Thursday, April 08, 2010
I've gotten a bit lazy with my writing, I think. I've been working on edits and collections, but no new material. I think it's time I remedy this, but I started a story yesterday and found myself struggling. It's a new feeling. I've never been one of those people who believed in "writer's block". Have always maintained it's just laziness and can be remedied by discipline. But I've never felt at a loss for tales before and now I'm wondering... So. My plan is to come back here. Here where it all started with an exercise in discipline using this blog. I'm going back to daily blogging to fight off this ennui. And I'm going to try to pick up reviewing again on Zoetrope. So there.
***********************
Yesterday and the day before were the sort of glorious spring days in the mountains that make one glad one lives here. Visually, it's an orgy of brightness, color and contrast. Out in the deep woods, you can see the white blossoms of the serviceberry trees dotting the mountains. Rarely do you see them on the verges of the roads as they used to grow here. But if you mark the location of those white blossoms and return in mid to late summer, you'll find the dark, sweet fruit. If the birds don't get them first, that is.

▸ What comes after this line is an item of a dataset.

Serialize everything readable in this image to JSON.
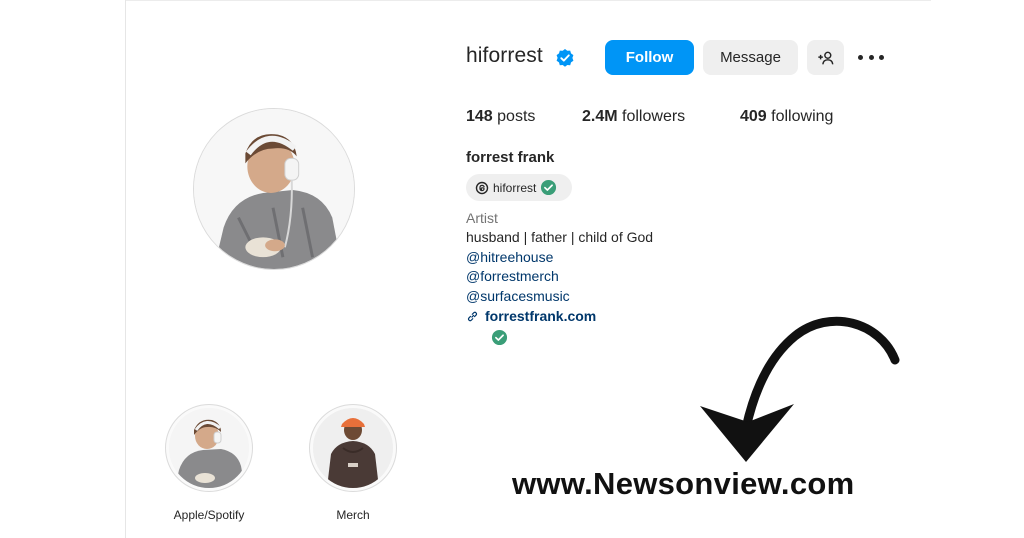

The other tree that is so lovely to look right now are the Bradford pear trees. They've planted those fruitless pears as landscaping--managing to breed out the quality of the tree that makes them yellow-jacket traps later in the season. No fallen fruit to clean up. It seems counter-intuitive to me--to make a fruit tree that has no fruit. That is only good for it's visual appeal. But we do that with people all the time, don't we? Ignore the hidden, intrinsic values in favor for that which is pleasing to the eye. We are odd creatures.
But they haven't been able to rid those pears of their stench. In fact, I think these pretty pear trees are even stinkier than their fruited cousins. There's this dramatic stand of pear trees just on the other side of the dump past the bridge where they dump the stocker trout. Cor! What a pong! Absolutely stunning, but stinks of rotting meat. It would be too much to ask for them to smell of hyacinths or peonies.
At least the pears are partly honest. Not their fault for being barren. Peonies are the true liars. Lovely and sweet smelling, but harboring the troubled darkness of nightshades.